Halil Akın is a research engineer in Menlo Park with 11 years of experience building scalable ML systems at the intersection of AI and protein science. Currently at Meta, he focuses on robust distributed training and memory-efficient model engineering, contributing notable fixes to high-profile open-source toolkits like fairseq and PyTorch's translate library. He brings startup DNA from co-founding a data-driven real estate platform—where he led product, growth, and a cross-functional engineering team that served millions of visits—and applies that product-minded rigor to research engineering. Comfortable across backend infrastructure, distributed GPU training, and production-ready tooling, he has a proven track record of solving OOM, synchronization, and data-loading challenges in large-scale NLP workloads.

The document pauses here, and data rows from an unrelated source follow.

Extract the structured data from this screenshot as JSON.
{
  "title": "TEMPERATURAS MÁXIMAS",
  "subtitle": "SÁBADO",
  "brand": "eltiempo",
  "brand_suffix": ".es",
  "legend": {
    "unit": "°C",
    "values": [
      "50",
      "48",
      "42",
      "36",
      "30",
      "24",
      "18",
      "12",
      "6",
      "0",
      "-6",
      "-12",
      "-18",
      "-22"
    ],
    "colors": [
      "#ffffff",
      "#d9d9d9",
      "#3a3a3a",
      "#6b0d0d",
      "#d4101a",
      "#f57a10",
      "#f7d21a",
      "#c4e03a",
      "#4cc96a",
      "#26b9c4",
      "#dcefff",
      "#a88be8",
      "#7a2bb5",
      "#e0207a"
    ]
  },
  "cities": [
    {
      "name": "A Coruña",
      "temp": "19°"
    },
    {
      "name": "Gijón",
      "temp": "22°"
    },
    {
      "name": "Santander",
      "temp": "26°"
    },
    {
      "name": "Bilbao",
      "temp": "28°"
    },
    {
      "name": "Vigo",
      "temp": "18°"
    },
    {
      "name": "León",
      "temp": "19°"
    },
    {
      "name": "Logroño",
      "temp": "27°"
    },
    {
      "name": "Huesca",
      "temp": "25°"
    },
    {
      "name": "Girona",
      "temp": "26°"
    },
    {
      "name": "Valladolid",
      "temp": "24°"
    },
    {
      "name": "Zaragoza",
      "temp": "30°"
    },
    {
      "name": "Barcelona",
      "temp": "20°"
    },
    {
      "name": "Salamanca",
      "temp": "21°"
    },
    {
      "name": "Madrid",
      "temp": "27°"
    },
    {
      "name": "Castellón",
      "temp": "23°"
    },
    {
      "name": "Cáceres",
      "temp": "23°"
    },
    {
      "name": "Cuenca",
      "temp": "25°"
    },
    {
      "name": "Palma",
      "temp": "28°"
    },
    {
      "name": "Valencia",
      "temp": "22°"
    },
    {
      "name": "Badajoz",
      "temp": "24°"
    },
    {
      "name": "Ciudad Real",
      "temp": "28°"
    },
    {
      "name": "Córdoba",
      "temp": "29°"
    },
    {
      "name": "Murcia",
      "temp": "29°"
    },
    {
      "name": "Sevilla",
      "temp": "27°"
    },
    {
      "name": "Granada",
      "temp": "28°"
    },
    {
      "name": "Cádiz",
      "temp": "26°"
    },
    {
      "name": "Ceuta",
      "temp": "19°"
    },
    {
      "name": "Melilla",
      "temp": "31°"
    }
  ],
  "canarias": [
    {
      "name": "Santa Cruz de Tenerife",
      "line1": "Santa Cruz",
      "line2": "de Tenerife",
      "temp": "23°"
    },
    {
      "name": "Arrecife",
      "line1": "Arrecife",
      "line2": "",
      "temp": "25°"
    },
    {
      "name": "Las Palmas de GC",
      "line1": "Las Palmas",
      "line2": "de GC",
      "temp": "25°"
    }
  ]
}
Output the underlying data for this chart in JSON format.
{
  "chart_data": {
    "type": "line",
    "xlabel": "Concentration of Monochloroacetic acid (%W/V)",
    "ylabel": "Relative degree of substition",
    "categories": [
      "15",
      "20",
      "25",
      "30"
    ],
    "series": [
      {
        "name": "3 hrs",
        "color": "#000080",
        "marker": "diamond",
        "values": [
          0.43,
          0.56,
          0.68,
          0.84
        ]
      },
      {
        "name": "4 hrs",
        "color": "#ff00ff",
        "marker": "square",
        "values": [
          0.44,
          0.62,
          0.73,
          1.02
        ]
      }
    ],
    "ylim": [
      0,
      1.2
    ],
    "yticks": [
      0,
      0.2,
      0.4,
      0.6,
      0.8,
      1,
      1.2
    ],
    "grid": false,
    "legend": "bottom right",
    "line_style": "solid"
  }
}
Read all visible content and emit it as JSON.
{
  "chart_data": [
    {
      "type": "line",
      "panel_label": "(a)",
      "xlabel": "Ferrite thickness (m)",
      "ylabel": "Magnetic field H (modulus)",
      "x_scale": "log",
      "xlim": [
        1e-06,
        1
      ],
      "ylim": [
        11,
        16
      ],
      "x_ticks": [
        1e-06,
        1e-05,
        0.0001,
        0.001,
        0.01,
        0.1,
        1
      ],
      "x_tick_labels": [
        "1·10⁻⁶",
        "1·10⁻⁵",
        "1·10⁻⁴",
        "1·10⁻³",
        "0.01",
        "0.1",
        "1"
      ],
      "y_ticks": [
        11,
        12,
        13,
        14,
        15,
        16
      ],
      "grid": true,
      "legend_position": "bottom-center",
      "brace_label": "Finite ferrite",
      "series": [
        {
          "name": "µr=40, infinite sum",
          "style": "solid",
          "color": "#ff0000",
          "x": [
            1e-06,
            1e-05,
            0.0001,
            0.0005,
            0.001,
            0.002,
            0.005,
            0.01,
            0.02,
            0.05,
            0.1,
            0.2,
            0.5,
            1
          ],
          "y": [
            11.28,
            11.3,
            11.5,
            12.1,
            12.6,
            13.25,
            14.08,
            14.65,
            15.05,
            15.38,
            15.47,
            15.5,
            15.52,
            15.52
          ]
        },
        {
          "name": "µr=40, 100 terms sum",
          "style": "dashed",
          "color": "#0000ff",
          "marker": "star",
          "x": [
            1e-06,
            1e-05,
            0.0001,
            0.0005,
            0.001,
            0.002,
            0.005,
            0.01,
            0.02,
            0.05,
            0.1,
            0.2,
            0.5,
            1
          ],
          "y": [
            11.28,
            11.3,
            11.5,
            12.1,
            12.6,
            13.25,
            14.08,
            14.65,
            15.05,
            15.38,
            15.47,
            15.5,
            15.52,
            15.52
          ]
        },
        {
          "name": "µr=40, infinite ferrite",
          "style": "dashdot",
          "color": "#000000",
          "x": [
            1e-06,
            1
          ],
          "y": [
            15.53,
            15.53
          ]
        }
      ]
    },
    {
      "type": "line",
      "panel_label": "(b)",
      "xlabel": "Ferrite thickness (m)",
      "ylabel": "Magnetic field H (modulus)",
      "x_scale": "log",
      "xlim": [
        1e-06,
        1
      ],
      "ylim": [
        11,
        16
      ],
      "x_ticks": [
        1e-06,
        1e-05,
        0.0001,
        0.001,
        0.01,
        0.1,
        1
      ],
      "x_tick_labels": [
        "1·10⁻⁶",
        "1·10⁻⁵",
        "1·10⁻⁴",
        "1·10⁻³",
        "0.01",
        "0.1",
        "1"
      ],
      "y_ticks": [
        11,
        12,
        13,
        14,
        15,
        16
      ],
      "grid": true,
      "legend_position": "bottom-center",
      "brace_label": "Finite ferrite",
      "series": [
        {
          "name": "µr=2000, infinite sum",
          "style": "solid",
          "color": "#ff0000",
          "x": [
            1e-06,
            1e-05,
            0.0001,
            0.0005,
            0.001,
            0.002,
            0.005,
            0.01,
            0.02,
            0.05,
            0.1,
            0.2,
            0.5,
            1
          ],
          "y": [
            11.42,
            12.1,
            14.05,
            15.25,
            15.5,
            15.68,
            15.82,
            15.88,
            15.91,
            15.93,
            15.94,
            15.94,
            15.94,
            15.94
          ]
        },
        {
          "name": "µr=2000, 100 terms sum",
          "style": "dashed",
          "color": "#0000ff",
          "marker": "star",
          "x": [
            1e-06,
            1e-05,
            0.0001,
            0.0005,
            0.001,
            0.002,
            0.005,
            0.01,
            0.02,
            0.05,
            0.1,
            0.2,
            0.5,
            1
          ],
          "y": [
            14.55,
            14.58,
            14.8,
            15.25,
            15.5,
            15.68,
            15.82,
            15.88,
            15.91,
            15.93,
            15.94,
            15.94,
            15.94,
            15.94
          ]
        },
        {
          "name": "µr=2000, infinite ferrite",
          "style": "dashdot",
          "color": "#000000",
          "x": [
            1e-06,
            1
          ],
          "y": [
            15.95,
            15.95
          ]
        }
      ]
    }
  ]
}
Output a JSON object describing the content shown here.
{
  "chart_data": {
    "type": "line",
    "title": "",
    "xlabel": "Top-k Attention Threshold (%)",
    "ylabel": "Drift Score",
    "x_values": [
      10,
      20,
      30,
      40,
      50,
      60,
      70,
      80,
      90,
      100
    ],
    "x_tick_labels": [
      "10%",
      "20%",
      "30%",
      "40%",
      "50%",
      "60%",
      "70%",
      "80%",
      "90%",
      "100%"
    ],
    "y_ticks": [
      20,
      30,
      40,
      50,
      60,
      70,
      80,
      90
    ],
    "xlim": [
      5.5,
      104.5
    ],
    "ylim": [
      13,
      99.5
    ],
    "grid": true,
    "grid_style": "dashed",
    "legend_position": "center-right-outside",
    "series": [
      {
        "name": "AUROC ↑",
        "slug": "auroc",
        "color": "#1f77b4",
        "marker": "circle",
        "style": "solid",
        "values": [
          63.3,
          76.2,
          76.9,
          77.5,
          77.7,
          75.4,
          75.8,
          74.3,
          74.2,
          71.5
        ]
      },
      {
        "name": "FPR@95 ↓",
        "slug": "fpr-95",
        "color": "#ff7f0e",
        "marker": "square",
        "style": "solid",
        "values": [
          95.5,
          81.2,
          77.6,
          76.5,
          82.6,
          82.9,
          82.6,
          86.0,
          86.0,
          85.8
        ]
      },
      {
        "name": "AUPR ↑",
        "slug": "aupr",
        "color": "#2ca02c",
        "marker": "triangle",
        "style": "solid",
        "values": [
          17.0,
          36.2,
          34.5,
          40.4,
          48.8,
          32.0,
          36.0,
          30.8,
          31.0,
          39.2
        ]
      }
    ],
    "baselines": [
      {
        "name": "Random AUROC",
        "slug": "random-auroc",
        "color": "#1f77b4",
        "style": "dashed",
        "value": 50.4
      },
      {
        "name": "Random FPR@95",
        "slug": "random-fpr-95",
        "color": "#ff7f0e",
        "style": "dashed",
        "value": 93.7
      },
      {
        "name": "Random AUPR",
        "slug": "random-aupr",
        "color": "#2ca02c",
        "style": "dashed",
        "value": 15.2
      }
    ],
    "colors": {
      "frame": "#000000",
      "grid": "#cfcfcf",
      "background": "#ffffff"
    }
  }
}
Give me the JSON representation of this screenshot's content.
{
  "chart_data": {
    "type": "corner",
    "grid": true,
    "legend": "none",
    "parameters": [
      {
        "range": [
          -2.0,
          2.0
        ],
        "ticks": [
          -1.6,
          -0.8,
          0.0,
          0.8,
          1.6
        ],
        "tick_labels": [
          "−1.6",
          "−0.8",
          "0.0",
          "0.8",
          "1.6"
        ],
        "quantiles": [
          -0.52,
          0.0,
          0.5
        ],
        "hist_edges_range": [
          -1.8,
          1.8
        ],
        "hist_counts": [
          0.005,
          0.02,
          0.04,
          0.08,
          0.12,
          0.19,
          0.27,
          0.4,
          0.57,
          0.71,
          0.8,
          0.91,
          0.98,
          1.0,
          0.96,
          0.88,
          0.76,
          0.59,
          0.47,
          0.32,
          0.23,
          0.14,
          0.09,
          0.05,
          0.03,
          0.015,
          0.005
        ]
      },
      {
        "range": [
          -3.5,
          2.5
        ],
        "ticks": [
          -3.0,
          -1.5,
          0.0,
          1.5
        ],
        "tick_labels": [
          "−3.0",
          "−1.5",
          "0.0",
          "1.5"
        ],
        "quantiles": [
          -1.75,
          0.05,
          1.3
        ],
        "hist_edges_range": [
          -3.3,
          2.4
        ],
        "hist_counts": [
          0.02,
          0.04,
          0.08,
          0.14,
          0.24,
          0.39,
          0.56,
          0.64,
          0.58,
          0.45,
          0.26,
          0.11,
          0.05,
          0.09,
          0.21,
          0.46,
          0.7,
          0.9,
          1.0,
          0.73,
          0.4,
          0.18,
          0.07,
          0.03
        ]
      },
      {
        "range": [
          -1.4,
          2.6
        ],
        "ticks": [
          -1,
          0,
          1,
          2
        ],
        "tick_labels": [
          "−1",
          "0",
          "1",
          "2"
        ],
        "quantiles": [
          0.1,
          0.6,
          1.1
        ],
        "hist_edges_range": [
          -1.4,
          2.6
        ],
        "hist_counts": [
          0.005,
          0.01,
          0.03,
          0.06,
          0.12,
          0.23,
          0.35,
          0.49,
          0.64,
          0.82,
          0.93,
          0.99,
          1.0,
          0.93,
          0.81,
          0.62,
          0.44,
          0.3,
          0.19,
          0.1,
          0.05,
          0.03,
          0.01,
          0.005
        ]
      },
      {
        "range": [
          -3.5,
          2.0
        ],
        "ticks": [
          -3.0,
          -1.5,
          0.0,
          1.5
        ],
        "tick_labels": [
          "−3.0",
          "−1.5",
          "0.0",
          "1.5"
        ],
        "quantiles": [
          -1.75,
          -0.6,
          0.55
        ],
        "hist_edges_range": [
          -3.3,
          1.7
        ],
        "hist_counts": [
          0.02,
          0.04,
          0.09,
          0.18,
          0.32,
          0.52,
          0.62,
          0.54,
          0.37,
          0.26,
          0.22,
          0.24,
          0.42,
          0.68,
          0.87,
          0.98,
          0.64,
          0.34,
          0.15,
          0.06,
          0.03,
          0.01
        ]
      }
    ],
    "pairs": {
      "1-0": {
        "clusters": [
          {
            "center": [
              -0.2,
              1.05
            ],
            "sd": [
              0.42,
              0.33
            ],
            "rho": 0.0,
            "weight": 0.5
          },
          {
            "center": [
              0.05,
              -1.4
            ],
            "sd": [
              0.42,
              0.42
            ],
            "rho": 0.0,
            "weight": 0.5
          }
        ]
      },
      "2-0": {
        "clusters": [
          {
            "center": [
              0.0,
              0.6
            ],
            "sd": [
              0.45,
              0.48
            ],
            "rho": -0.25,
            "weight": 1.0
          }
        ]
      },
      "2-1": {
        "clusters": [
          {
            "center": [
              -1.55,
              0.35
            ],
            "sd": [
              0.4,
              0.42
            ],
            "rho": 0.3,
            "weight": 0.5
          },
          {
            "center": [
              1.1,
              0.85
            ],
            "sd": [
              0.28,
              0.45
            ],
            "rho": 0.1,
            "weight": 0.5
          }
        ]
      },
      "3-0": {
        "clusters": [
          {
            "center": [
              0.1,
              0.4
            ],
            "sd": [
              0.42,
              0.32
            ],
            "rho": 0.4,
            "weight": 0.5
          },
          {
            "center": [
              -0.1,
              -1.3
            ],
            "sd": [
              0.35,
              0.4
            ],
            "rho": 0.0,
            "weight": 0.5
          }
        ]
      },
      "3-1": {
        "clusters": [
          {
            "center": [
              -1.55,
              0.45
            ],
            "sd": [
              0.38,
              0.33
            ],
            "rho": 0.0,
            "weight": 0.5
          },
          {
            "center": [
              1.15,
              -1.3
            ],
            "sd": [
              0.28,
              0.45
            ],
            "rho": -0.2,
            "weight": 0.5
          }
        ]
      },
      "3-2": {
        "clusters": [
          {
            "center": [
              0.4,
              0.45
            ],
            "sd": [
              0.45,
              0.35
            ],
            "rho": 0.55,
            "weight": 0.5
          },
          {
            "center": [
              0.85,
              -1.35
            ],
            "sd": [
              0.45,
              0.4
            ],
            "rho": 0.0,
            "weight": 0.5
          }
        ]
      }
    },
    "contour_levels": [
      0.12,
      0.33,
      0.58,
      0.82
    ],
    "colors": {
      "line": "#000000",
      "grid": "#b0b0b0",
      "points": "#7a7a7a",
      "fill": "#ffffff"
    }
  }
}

11 years of coding experience
2 years of employment as a software developer
Bachelor, Computer Science and Engineering, Bachelor, Computer Science and Engineering at University of Washington
Master of Engineering (M.Eng.), Computer Science, Master of Engineering (M.Eng.), Computer Science at Cornell University
Bachelor, Computer Science, High Honors Degree, Bachelor, Computer Science, High Honors Degree at Boğaziçi University
Contributions:80 commits, 54 PRs, 2 comments in 1 year 7 months
Contributions summary:Halil primarily focused on fixing bugs and improving the stability of the PyTorch Translate library. Their work included resolving test failures related to GPU training, pretrained word embeddings, and distributed syncing issues. Additionally, the user addressed OOM (Out of Memory) and overflow issues during training, as well as implemented improvements to checkpoint management and data loading for high-resource languages.
Facebook AI Research Sequence-to-Sequence Toolkit written in Python.
Role in this project:
ML Engineer
Contributions:14 commits, 3 PRs, 1 comment in 1 year 6 months
Contributions summary:Halil primarily contributed to the improvement and robustness of the `fairseq` library, a sequence-to-sequence toolkit for AI research. Their work focused on resolving issues related to distributed training, particularly addressing out-of-memory (OOM) errors and synchronization problems across multiple GPUs. The user implemented fixes and improvements to the training loop and memory management, ensuring more stable and efficient model training. This included converting existing code to utilize quantizable nn.Linear modules for enhanced performance.